I did some more experiments with the Lagrange solver. It seems that the

angular characteristic of an orbit changes dramatically if the frame

rotation speed is changed non-constantly with significance. However the

min and max radii remain unchainged (although varying widely in

precession angle).

Alternatively I added the spin connectionterm (12) of note 413(5) to the

radial equation of motion, with the spin connection defined by (15).

Then the constant of motion gets additional terms but is preserved.

Interestingly, now a shrinking of orbits takes place. Contrary (?) to

the analytical results, the spin connection in the equations of motion

seems to be the essential term for producing shrinking orbits. A pure

frame rotation alone only gives precession.
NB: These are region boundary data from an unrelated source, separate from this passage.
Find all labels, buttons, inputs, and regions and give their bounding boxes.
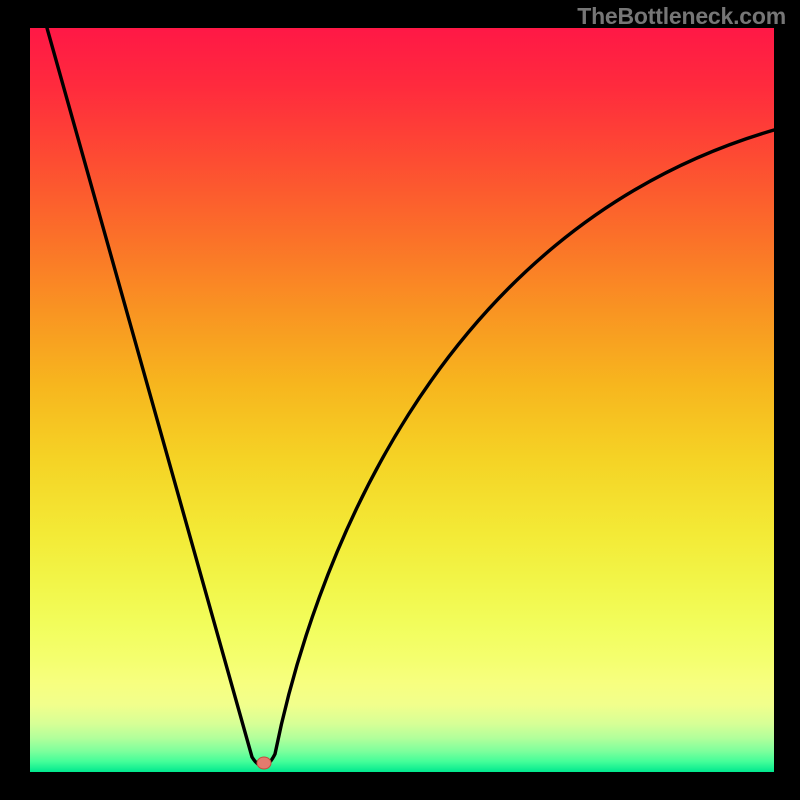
plot-background: [30, 28, 774, 772]
bottleneck-chart: [0, 0, 800, 800]
minimum-marker: [257, 757, 271, 769]
watermark-text: TheBottleneck.com: [577, 3, 786, 30]
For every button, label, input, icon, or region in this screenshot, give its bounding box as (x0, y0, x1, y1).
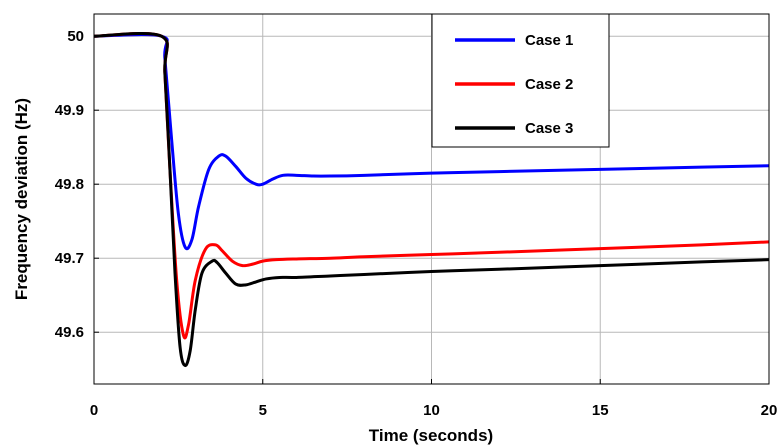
y-tick-label: 49.8 (55, 176, 84, 193)
y-tick-label: 49.6 (55, 324, 84, 341)
y-axis-label: Frequency deviation (Hz) (12, 98, 31, 300)
legend: Case 1 Case 2 Case 3 (431, 13, 610, 148)
legend-label-case-3: Case 3 (525, 120, 573, 137)
series-line-case-3 (93, 31, 770, 367)
y-axis-ticks: 49.6 49.7 49.8 49.9 50 (55, 28, 99, 341)
legend-label-case-1: Case 1 (525, 32, 573, 49)
x-axis-label: Time (seconds) (369, 426, 493, 445)
x-tick-label: 0 (90, 402, 98, 419)
x-tick-label: 5 (259, 402, 267, 419)
y-tick-label: 50 (67, 28, 84, 45)
series-lines (93, 31, 770, 367)
legend-box (431, 13, 610, 148)
y-tick-label: 49.7 (55, 250, 84, 267)
series-line-case-1 (93, 33, 770, 251)
x-axis-ticks: 0 5 10 15 20 (90, 379, 778, 419)
x-tick-label: 20 (761, 402, 778, 419)
y-tick-label: 49.9 (55, 102, 84, 119)
legend-label-case-2: Case 2 (525, 76, 573, 93)
x-tick-label: 15 (592, 402, 609, 419)
x-tick-label: 10 (423, 402, 440, 419)
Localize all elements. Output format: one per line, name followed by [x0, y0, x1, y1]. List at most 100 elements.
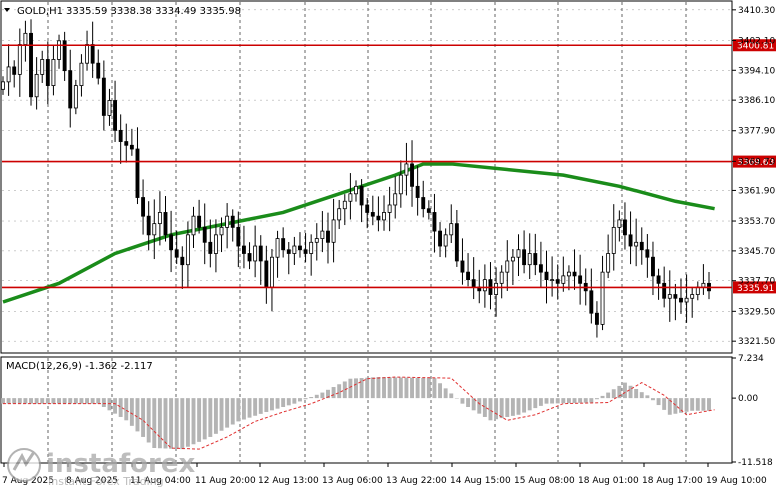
candle-body	[382, 212, 386, 221]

I am not sure if we can accept this result. If yes, it would mean that

classical frame rotation is not sufficient for shrinking orbits. The

ECE2 spin connection is the reason. This is another proof that ECE2

covariant theory alone is able to explain th behaviour of the

Hulse-Taylor pulsar. My interpretation is, that the companion star

distorts spacetime significantly (and vice versa) so that this effect

appears. In central systems with M>>m this is nearly not the case. Also

radial models could be developed, I have already developed the equations

for these.

The question is how we cope with this result. Nonsense? New insight?

Worth a successive paper with this topic?